Page:Dickens - Les Papiers posthumes du Pickwick Club, Hachette, 1893, tome 1.djvu/289

La bibliothèque libre.
Cette page a été validée par deux contributeurs.

— C’est un fait, répliqua M. Weller, et je vas vous dire comment je sais ça. Je travaille une voiture d’Ipswich de temps en temps, pour un camarade. Je l’ai menée juste le jour d’après la nuit oùs que vous avez attrapé le rhumatique, et je les ai ramenés juste au négrillon, à Chelmsford, et je les ai disposés droit à Ipswich oùs que le domestique, celui qu’est en violet, m’a dit qu’ils allaient rester pour longtemps.

— Je le suivrai, dit M. Pickwick. Nous pouvons visiter Ipswich aussi bien qu’un autre endroit. Je le suivrai.

— Vous êtes sûr et certain que c’était eux, gouverneur ? demanda Sam.

— Tout à fait, Sammy, tout à fait, car leur apparition est fort singulière. Outre ça, je me confondais de voir un gen’l’m’n si familier avec son valet. Pus qu’ ça ; comme i’s étaient assis derrière mon siége, je leu’s y ai entendu dire qu’ils avaient enfoncé le vieux Bouffe-la-balle.

— Le vieux quoi ? demanda M. Pickwick.

— Le vieux Bouffe-la-balle, mossieu, par quoi, ma coloquinte à couper, qu’ils parlaient de vous, mossieu. »

Il n’y a rien de positivement vil ni atroce dans l’appellation de vieux Bouffe-la-balle, mais cependant c’est une désignation qui n’est nullement respectueuse ni agréable. Le souvenir de tous les torts qu’il avait soufferts de Jingle s’était amassé dans l’esprit de M. Pickwick, du moment où M. Weller avait commencé à parler. Il ne fallait qu’une plume pour faire pencher la balance, et Bouffe-la-balle le fit.
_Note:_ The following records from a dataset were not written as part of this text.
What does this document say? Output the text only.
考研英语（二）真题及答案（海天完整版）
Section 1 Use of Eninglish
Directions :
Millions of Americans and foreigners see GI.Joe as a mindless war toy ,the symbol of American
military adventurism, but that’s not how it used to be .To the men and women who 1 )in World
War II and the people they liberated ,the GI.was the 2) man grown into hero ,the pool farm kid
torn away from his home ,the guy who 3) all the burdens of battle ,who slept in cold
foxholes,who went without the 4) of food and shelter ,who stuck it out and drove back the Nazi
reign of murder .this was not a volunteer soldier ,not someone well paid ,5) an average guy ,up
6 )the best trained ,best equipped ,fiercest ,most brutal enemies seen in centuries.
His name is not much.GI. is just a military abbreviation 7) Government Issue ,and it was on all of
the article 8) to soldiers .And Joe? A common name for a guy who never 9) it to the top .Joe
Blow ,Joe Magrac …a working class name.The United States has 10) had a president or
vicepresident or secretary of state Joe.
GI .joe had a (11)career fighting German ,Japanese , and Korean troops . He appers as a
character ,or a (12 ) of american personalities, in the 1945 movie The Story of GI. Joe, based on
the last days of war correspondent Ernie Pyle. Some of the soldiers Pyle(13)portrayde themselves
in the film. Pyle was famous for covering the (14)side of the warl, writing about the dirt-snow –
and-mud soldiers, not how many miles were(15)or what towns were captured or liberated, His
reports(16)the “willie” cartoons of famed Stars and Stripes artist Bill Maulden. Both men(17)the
« Je le suivrai, s’écria le philosophe en donnant sur la table un coup de poing emphatique.

— Je conduirai après-demain à Ipswich, mossieu : la voiture part du Taureau, dans White-Chapel ; si vous avez réellement envie d’y descendre, vous feriez mieux d’y descendre avec moi.

— C’est vrai, dit M. Pickwick. Très-bien. Je puis écrire à Bury et dire à ces messieurs de venir me retrouver à Ipswich. Nous irons avec vous. Mais ne vous en allez pas si vite, M. Weller, voulez-vous prendre quelque chose ?

— Vous êtes bien bon, mossieu, répondit M. Weller en s’arrêtant court. Peut-être qu’un petit verre d’eau-de-vie pour boire à vot’ santé et à la bonne chance de Sammy, ça ne ferait pas de mal. »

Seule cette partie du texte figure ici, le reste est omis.